Uma grande confusão deu-se quando foi fundado o CTG Porteira Aberta, em 1956. O Pe. Aurélio ficou de doar um terreno da igreja para a construção. A coisa pegou fogo quando soube que o nome do CTG seria Anita Garibaldi. Tiezerini, antigo morador, conta: “Ele deu de dedo em todos nós e disse: ‘Ela foi p…! Mandou matar o marido e fugiu com o Garibaldi'”. Perguntado como havia sabido da história, Pe. Aurélio responde: “A cúria metropolitana de Florianópolis fez uma pesquisa e provou que Anita matou o marido para fugir com o Garibaldi” (essa pesquisa ainda não foi feita…). Por sugestão do próprio padre, o CTG foi batizado de Porteira Aberta. Foi o primeiro a ser registrado em Santa Catarina. O primeiro galpão foi erguido no terreno de 1.500 metros quadrados, doado pela igreja.

Inaugurado e 11 de janeiro de 1962, o Estádio Padre Aurélio Canzi pertence ao Clube Esportivo Guarani que foi fundado em 7 de setembro do ano de 1947 pelos colonizadores, com campo fora construído pelos mesmos, dirigidos e coordenados os trabalhos por Padre Aurélio, que doou parte central do campo para sua construção.
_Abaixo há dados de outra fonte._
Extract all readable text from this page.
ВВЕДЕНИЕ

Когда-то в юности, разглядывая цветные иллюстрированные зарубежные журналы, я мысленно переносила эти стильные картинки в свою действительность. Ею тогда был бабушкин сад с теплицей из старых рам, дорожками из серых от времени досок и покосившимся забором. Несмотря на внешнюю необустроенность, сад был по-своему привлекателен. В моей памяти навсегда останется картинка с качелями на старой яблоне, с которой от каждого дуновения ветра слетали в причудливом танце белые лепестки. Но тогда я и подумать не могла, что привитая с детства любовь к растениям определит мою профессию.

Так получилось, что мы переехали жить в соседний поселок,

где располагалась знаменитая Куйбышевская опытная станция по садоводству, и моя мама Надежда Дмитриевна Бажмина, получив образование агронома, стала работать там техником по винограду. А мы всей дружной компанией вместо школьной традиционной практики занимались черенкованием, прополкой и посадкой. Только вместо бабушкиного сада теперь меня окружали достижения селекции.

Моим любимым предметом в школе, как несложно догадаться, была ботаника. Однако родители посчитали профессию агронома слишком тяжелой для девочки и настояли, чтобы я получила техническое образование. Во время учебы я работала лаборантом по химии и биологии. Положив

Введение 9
O final de uma rica existência

Em 1976, com apenas 61 anos, se manifestaram com força os sintomas do Mal de Alzheimer: passou a rezar Missa em latim, e lentamente ficou impedido para o ministério. Permaneceu em São Miguel do Oeste e, para celebrar, mandou construir a capela de São Gotardo, bairro da cidade, onde celebrou enquanto pode. Em 24 de abril de 1976, foi empossado como pároco Pe. Alpídio Magrin.

Pe. Aurélio Ângelo Canzi faleceu em 7 de junho de 1990, às 6h da manhã, quando tinha 75 anos de idade e uma história que se confundia com a Igreja e a comunidade de São Miguel do Oeste. Por sua vontade, seu jazigo está na Gruta de Nossa Senhora de Lourdes, por ele construída e onde, a cada dia, dezenas de pessoas vêm rezar. Muitos ex-votos indicam graças alcançadas. Sua memória permanece viva no povo pelo qual deu a vida.